そんな人がこの場で一緒に説明してくれているということは、それだけこの依頼が正式に何とかしたいという依頼なのだろう。
「分かる範囲でいいんですけど、その西側の森には何があるんですか?」
「特に何かがあると俺は、いや冒険者組合では聞いていない」
ふむふむ。冒険者が引っかかるような危険な状況はなかったはずということか。だったら危険な魔物が出現したとかでは無さそうだな。
「私の方で探るにはさすがに人手が足りませんでした。正式に出店しているわけでは無いですから。ただ、聞いた話ですが」
「あるだけ何でも教えてほしいです!」
違っていてもまったく気にしないので!
「そうですね。聞いた話だと今までに見たことの無い植物が生えていたと聞いています」
「植物ですか。花が咲いていたとかではなく?」
「あればまだ秋ごろの話でしたからね。まだそこまで成長していなかったのだろうと思います。あとは季節外れの寒さのぶり返しが来ていると聞いています。吹雪が巻き起こるほどだそうです。まるで冬がもう一度戻って来たと錯覚する程だそうですよ」
「よくあることなんですか?」
「いえ、全く聞いたことがありません。多少は寒さが戻ることはありますけど、吹雪くほどなんて話は聞いたことがありませんね」
「そうですか」
見たことの無い植物とあり得ないくらいの寒さの戻りか。これがどう絡んでくるんだろうか。どちらも関係ない可能性もあるからなぁ。
「ここまで聞いて何か心当たりはありますか?」
ギッシュさんには俺の秘密は伝えていないが、ザールさんは俺の知識に整合するような何かがあるかを聞きたいのだろう。ただ、情報が少なすぎて何とも言えない。
「心当たりには今のところないですね」
「そうですか」
「まあ引き受けるのは引き受けますから。何か手がかりが無いか探してみますよ」
「ありがたい。こういったことを引き受けてくれる若者がいることは引退間近の老人にはありがたいことだ」
そう言ってギッシュさんはお茶請けのお菓子を勧めてくれる。俺たちは孫に近い年齢らしく可愛くて仕方ないそうだ。お菓子はリセル達が食べ尽くしてしまいそうなので、俺はお茶を一口。
「ところで君たちは子どもはまだかね」
「ぶふぅっ!!」
ギッシュさんの発言に思わず口に含んでいたお茶を吹き出してしまう。
「きゃあ!」
「もう!イレブン汚いよ!!」
「ごほっ!ごっほ!『清潔』!」
俺が原因じゃないだろうと抗議したいが、変なところに入ってしまったため、発動させた後は呼吸を整える方に重点を置く。
「なんだ。この話題にはついて来れんのか」
「ギッシュ老、彼は何というか、こういった話題には慣れていませんので」
「そうは言うがな。俺がこういうことを言うのは誰のせいか分かっているのか」
「デテゴですよね」
「お前もだ!ザール!」
何だかギッシュさんの説教が始まるようだぞ。
「お前たち二人とも若いくせに男二人で長い間旅にまで行ってくるなどしおって」
「わかってますよ。デテゴもぼくもちゃんとお互いのパートナーとのことは考えてます!」
この場にデテゴがいないのはこの人のこれが原因かもしれないな。
「ならば良い。それとイレブンくんよ。子どもは良いぞ。孫となれば更にかわいい。早く作れ。その方が色々と身が入るぞ。家に笑顔があるようにするのだけは忘れずにな」
「はぁ。気を付けます」
「そちらのリセルさんじゃったか。仲良くするんだよ」
「はい!」
男には厳しいけど女には甘いのだろうか。あくまで庇護対象としてだが。まあそれは俺も似たような感覚があるから構わないんだけど。
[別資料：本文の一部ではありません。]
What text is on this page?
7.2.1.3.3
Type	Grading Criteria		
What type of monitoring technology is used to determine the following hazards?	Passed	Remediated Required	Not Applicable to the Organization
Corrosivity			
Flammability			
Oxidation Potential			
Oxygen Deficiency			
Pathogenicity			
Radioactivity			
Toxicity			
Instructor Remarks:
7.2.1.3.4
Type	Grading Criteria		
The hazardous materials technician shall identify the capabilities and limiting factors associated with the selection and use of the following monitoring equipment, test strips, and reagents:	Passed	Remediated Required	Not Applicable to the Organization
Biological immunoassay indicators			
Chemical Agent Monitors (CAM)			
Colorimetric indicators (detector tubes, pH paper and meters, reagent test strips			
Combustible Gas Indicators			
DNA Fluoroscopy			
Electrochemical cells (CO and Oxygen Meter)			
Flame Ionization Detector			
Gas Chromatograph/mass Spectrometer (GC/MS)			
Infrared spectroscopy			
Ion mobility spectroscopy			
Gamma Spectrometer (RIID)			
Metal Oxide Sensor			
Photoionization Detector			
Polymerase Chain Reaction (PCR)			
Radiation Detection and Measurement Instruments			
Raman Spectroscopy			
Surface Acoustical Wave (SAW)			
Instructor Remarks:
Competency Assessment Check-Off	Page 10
とにかくタッツの町で行方不明者の捜索と原因究明の調査をすることになった。
もらった資料を確認するとユーフラシアと王都の中間よりもユーフラシア側のところにある町だ。調査期間は移動にかかる時間を抜くと10日間というところだろうか。
俺たちの移動時間の短縮があればもう少し短縮できると言えば出来るが。時間がたっぷりあるわけでもないし、しっかりと調査して解決まで導くとしよう!
お読みいただきありがとうございました。